Cloning of CYP9A12v3 and CYP9A14

For cloning the CYP9A12v3 and CYP9A14 genomic sequences, two pairs of primers, CYP9A12F/CYP9A12R and CYP9A14F/CYP9A14R (see Additional file 1), were designed based on the cDNA sequences of their orthologs CYP9A12 [GenBank: AY371318] and CYP9A14 [GenBank: AY487948] in H. armigera, the Old World sibling species of H. zea. Their full length DNA sequences were then PCR-amplified with 35 cycles of 94°C denaturation for 2 min and 68°C annealing/extension for 4 min (CYP9A12v3) or 6min (CYP9A14). As described above, the PCR products obtained were cloned into the PGEM-T easy vector and sequenced.

DNA sequence analysis

Sequences analyses were performed first by using blastn and blastx against a nonredundant database [69] and by using CENSOR against the Repbase [70] to scan the obtained H. zea P450 genomic sequences for TE insertions. The optimal global sequence alignment program was then used to further identify the sites of TE insertions, their TSDs, TIRs and other features by comparing a TE-free sequence and a TE-containing sequence [71]. DNA and protein sequence alignments were conducted using Genedoc software [72]. Sequences reported in this paper were deposited in the GenBank under the following accession numbers: Hztransib [GenBank: DQ788836], HzTc1 [GenBank: DQ788837], HzCR1 [GenBank: DQ788838], genomic DNA of CYP9A12v3 containing HzRTE-1-1 [GenBank: DQ788839], genomic DNA of CYP9A14 containing HzHzIS1-1, HzIS1-2, HzMITE2-1 and HzMITE3 [GenBank: DQ788840] and 5'-flanking sequence of CYP321A1 containing HzRTE-1-2, HzSINE1 and HzIS1-3 [GenBank: DQ788841].

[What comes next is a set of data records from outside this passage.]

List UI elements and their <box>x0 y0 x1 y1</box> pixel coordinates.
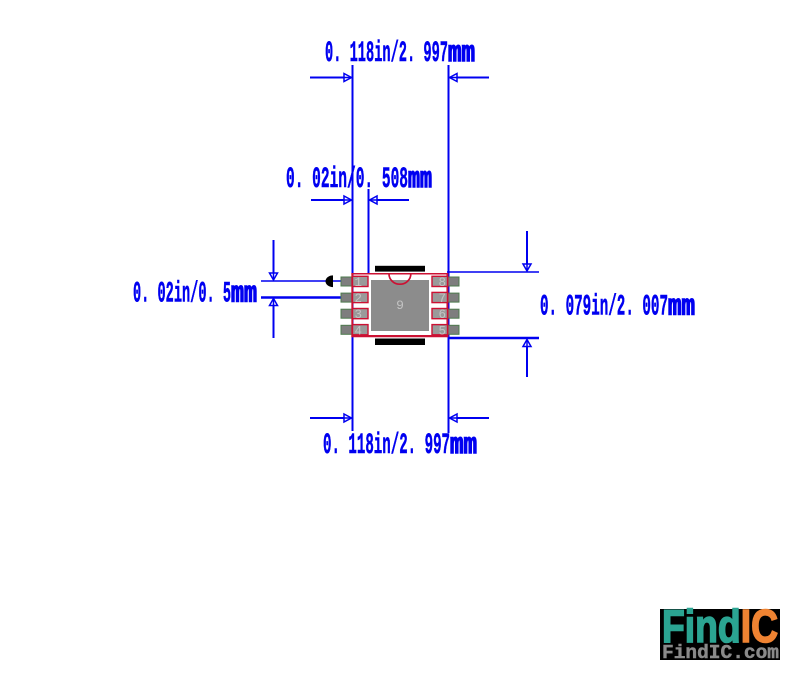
svg-text:0. 118in/2. 997: 0. 118in/2. 997 <box>323 429 450 463</box>
svg-text:mm: mm <box>231 278 257 312</box>
svg-text:mm: mm <box>668 291 695 325</box>
svg-text:mm: mm <box>450 429 477 463</box>
svg-text:4: 4 <box>355 324 363 338</box>
svg-text:FindIC.com: FindIC.com <box>662 642 779 664</box>
svg-text:8: 8 <box>438 276 446 290</box>
svg-text:mm: mm <box>408 163 432 197</box>
svg-text:3: 3 <box>355 308 363 322</box>
svg-text:0. 079in/2. 007: 0. 079in/2. 007 <box>540 291 668 325</box>
svg-text:5: 5 <box>438 324 446 338</box>
svg-text:2: 2 <box>355 292 363 306</box>
svg-text:1: 1 <box>355 276 363 290</box>
svg-text:0. 02in/0. 508: 0. 02in/0. 508 <box>286 163 408 197</box>
svg-text:mm: mm <box>448 37 475 71</box>
svg-text:6: 6 <box>438 308 446 322</box>
svg-text:0. 02in/0. 5: 0. 02in/0. 5 <box>133 278 231 312</box>
svg-text:9: 9 <box>396 298 404 313</box>
svg-text:7: 7 <box>438 292 446 306</box>
svg-text:0. 118in/2. 997: 0. 118in/2. 997 <box>325 37 448 71</box>
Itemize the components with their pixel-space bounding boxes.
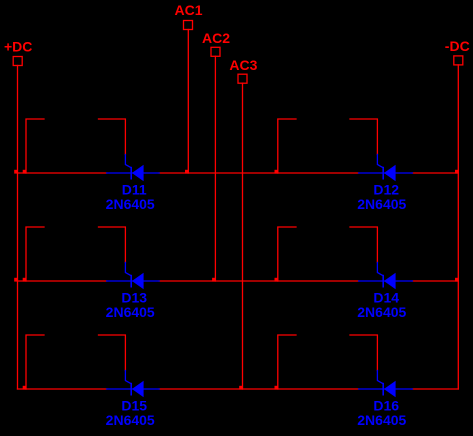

In silico mapping of TE insertions in the Drosophila melanogaster P450 genes

An extensive literature search was conducted to identify D. melanogaster P450s whose functions have been relatively defined. This led to characterization of eight insecticide resistance associated P450 genes (a DDT-resistant GST gene also included) and five ecdysone-synthesizing P450 genes (Table 2). A survey of TE insertions within or in close proximity (until encounter other genes or beyond 10 kb in both the 5' and 3' directions) to the thirteen P450 genes and the one GST gene was then conducted by in silico mapping at the flybase [26].